Paraguay, les Colorados reprennent le pouvoir

25 Avril 2013


La victoire de Horacio Cartes aux élections présidentielles ce dimanche 21 avril marque le retour du Colorado, un parti politique ayant gouverné le Paraguay durant 61 années, dont 35 de dictature. Suite au coup d'État survenu en juin dernier, ces élections semblent être un premier pas vers la démocratie. Elles permettent notamment au Paraguay de réintégrer le Mercosur. Synonyme de changement ou retour à l'hégémonie, le nouveau Président doit maintenant choisir son camp.


Crédits photo — AP
L'élection du nouveau Président semble s'être déroulée dans le calme et la tranquillité ce dimanche 21 avril. La participation des électeurs aurait atteint 70% selon le Tribunal Supérieur de Justice Électorale et les militants du parti Colorado ont accueilli l'annonce du nouveau Président Horacio Cartes avec euphorie, brandissant des drapeaux rouges dans les rues d'Asunción. Pourtant le climat politique s'annonçait tendu ces derniers mois. La destitution en juin dernier de l'ancien Président de centre-gauche Fernando Lugo, qualifiée par de nombreux Paraguayens et observateurs internationaux de coup d'État, avait privé le pays d'une démocratie récemment acquise.

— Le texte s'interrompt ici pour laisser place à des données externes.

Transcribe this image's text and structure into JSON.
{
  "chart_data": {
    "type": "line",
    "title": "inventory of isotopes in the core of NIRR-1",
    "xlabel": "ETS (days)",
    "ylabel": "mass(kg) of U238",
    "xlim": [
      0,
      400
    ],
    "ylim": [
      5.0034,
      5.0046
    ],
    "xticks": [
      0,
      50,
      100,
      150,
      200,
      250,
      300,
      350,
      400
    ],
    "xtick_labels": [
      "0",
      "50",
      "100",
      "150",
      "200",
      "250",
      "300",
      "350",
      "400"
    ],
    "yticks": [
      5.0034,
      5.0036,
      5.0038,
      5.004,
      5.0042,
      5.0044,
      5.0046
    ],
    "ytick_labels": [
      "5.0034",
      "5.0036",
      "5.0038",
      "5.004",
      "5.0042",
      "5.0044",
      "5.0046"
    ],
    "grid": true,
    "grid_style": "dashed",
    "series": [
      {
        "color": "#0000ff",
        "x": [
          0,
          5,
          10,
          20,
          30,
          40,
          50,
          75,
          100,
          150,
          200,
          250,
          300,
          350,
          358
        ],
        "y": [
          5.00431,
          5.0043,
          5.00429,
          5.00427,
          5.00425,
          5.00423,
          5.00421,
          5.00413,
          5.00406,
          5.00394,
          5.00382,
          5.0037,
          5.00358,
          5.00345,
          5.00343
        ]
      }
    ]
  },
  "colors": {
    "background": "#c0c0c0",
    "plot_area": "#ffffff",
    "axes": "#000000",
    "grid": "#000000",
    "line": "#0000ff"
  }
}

Elle avait entrainé le retrait du Paraguay du Mercosur pour violation du traité d'Ushuaia, tandis que plus de 400 observateurs avaient été envoyés par l'UE et d'autres organismes internationaux pour veiller au bon déroulement des élections.

La politique du moins corrompu

Malgré la présence rassurante de listes de candidats et d'urnes protégeant l'anonymat, la corruption semble toutefois s'être maintenue durant le processus électoral. Comme le rapporte le journal El Pais, des milliers de personnes auraient moyenné leur bulletin de vote ou leur abstention en échange d'une somme fixée à un minimum de 50 000 guaranis, soit environ 12 dollars. Dans une vidéo retransmise à la télévision locale, on peut en effet apercevoir l'un des membres du parti Colorado s'entretenir avec un représentant du parti libéral afin de négocier l'achat de voix. Le Parti élu est accusé d'avoir payé son opposant politique afin que celui-ci incite les électeurs à rester chez eux et ne pas se rendre aux urnes. « L'achat de votes est monnaie courante ici, confie Victoria, une étudiante en marketing ayant participé au déroulement du scrutin. Tout le monde a conscience du degré de corruption qui touche notre pays, mais il est déjà beaucoup plus difficile d'en apporter les preuves. Le but pour les électeurs est alors d'opter pour le moins corrompu des candidats. »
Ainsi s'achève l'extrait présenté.